Gumbleton also confirmed when the service moves to full-rate production on the new Constellation-class frigates, the Navy will seek a multiyear production contract on the class and he guaranteed “we will be seeking a multiyear for destroyers in our FY ‘23 budget request.”
Recently, Harker told a Senate panel the Navy intends to request another multi-year contract for DDG-51s in the FY ‘23 budget, lasting from FY ‘23 to 2027 (Defense Daily, June 25).
The Navy’s top unfunded priority on an annual list sent to Congress was the second destroyer in FY ’22 at a cost of another $1.66 billion on top of the requested $2 billion for one ship (Defense Daily, June 2).
On June 30, the House Appropriations Defense Subcommittee advanced its FY ‘22 spending bill to the full committee, which includes funds to restore the second destroyer (Defense Daily, June 30).
Relatedly, Gumbleton reiterated while Congress gave the Navy contract authority to procure four amphibious ships in a multi-ship buy, DoD leadership seems unlikely to choose to do that this fiscal year.

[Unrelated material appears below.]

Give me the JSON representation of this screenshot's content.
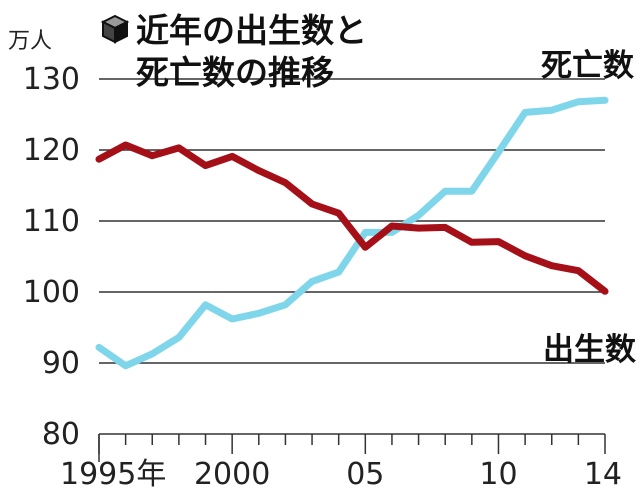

The FY ‘21 defense authorization act included a provision allowing the Navy to procure three San Antonio-class LPD-17 amphibious transport dock ships and one America-class amphibious assault ship at once (Defense Daily, June 11, 2020).

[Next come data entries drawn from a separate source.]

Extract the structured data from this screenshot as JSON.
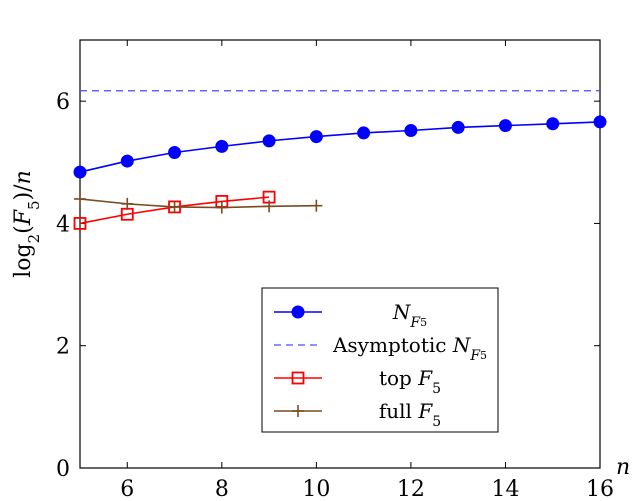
{
  "chart_data": {
    "type": "line",
    "title": "",
    "xlabel": "n",
    "ylabel": "log2(F5)/n",
    "xlim": [
      5,
      16
    ],
    "ylim": [
      0,
      7
    ],
    "xticks": [
      6,
      8,
      10,
      12,
      14,
      16
    ],
    "yticks": [
      0,
      2,
      4,
      6
    ],
    "grid": false,
    "legend_position": "bottom-center",
    "series": [
      {
        "name": "N_F5",
        "legend_text": "N",
        "legend_sub": "F",
        "legend_subsub": "5",
        "color": "#0000ff",
        "marker": "circle",
        "x": [
          5,
          6,
          7,
          8,
          9,
          10,
          11,
          12,
          13,
          14,
          15,
          16
        ],
        "y": [
          4.84,
          5.02,
          5.16,
          5.26,
          5.35,
          5.42,
          5.48,
          5.52,
          5.57,
          5.6,
          5.63,
          5.66
        ]
      },
      {
        "name": "Asymptotic N_F5",
        "legend_text": "Asymptotic N",
        "legend_sub": "F",
        "legend_subsub": "5",
        "color": "#4a4aff",
        "marker": "none",
        "dashed": true,
        "x": [
          5,
          16
        ],
        "y": [
          6.17,
          6.17
        ]
      },
      {
        "name": "top F5",
        "legend_text": "top F",
        "legend_sub": "5",
        "legend_subsub": "",
        "color": "#ff0000",
        "marker": "square",
        "x": [
          5,
          6,
          7,
          8,
          9
        ],
        "y": [
          4.0,
          4.15,
          4.27,
          4.36,
          4.43
        ]
      },
      {
        "name": "full F5",
        "legend_text": "full F",
        "legend_sub": "5",
        "legend_subsub": "",
        "color": "#7a4a22",
        "marker": "plus",
        "x": [
          5,
          6,
          7,
          8,
          9,
          10
        ],
        "y": [
          4.4,
          4.32,
          4.27,
          4.26,
          4.28,
          4.29
        ]
      }
    ]
  }
}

Both ship classes are produced by Huntington Ingalls Industries’ [HIII] Ingalls Shipbuilding facility in Pascagoula, Miss.
Gumbleton said the secretary of defense has a lot of other priorities beyond the Navy, “so there was a decision not to take up Congress on this authority to do a multi-ship and that speaks to changing priorities with a new team onboard.”
This is a more definitive view of the Pentagon’s likely decision after Acting Assistant Secretary of the Navy for Research, Development, and Acquisition Jay Stefany told a Senate panel last month DoD looks likely to defer such a decision until after completing a new force structure assessment.
Stefany said the Navy and HII had a handshake agreement on what the multi-ship buy would look like if enacted (Defense Daily, June 9).
In response to the delay in using the provision, House Armed Services Subcommittee on Seapower and Projection Forces ranking member Rep. Rob Wittman (R-Va.) and Rep. Steven Palazzo (R-Miss.) introduced legislation to hold half of the Office of the Secretary of Defense Cost Assessment and Program Evaluation (CAPE) office’s budget until the Navy conducts the block buy agreement (Defense Daily, June 15).